Fifteen accomplished clinical researchers and 17 health services investigators from across the institution will serve as research mentors, methodological experts, and collaborators. These include faculty from the Departments/Divisions of Emergency Medicine, Cardiology, Pulmonary Critical Care, Hematology, Internal Medicine, Pediatrics, Preventive Medicine, Medical Education, Blood and Vascular Biology, Population Health Science and Policy, Geriatrics and Palliative Medicine, and Biomedical Informatics. Each fellow will have an Academic Mentor and one or more Research Mentors.
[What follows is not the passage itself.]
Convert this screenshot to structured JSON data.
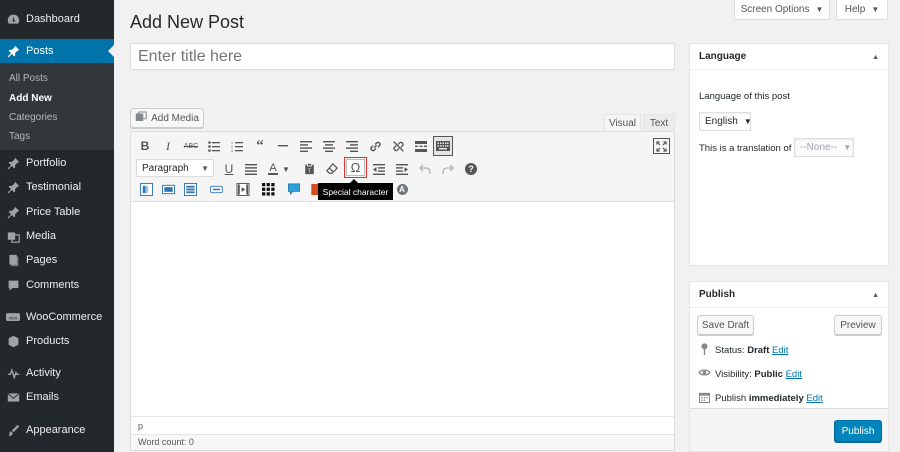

Formal didactic instruction in research methods, study design, data collection and management, biostatistics, research ethics, outcomes research, comparative effectiveness research, health and healthcare disparities, and community engagement will provide the necessary skills and knowledge to launch a clinical or health services research-intensive career. All Fellows will obtain a Master of Science in Clinical Research during the program, as well as complete the program-specific curriculum on emergency care research.

Career and Leadership Development Activities

Each fellow will be exposed to a broad range of scientific areas, important policy issues, and successful investigators from a variety of disciplines. The fellowship provides instruction on specific skills such as grant writing, project management, budget preparation, running effective meetings, presentation skills, and writing for the scientific literature as well as seminars on topics for personal and professional development such as academic promotion, time management, cultural competence, conflict management, wellness, and work-life balance.

Research is a collaborative activity most effectively practiced by multi-disciplinary groups in an atmosphere that promotes scholarly inquiry and mutual respect. Our Fellows will be trained in this type of environment and taught to create it in their own research groups.

Eligibility

Eligibility requirements include:

  • Early career physicians or other clinicians who are committed to a career in emergency care research and who are U.S. citizens or permanent residents.
  • Physician applicants who have a doctoral degree in medicine must meet one of the following criteria prior to entering the program:
    • Completion of an ACGME- accredited emergency medicine residency (Note: the program may be done concurrently with a fellowship in ultrasound, simulation, informatics or global health at one of the Mount Sinai Health System sites). 
    • At least three categorical years of an ACGME-accredited general surgery residency.
    • Enrolled in an ACGME accredited cardiology, pulmonary, critical care, hematology or pediatric emergency medicine fellowship.
  • Other clinical disciplines (e.g. doctoral level emergency care nurses, physician assistants, social worker, paramedics, or pharmacists (PhD, DNP, DSW, etc.) are eligible if they have a demonstrated interest in emergency research.
  • Individuals who have been funded as Principal Investigator for an NIH R-series, P-series, or K-series award are not eligible.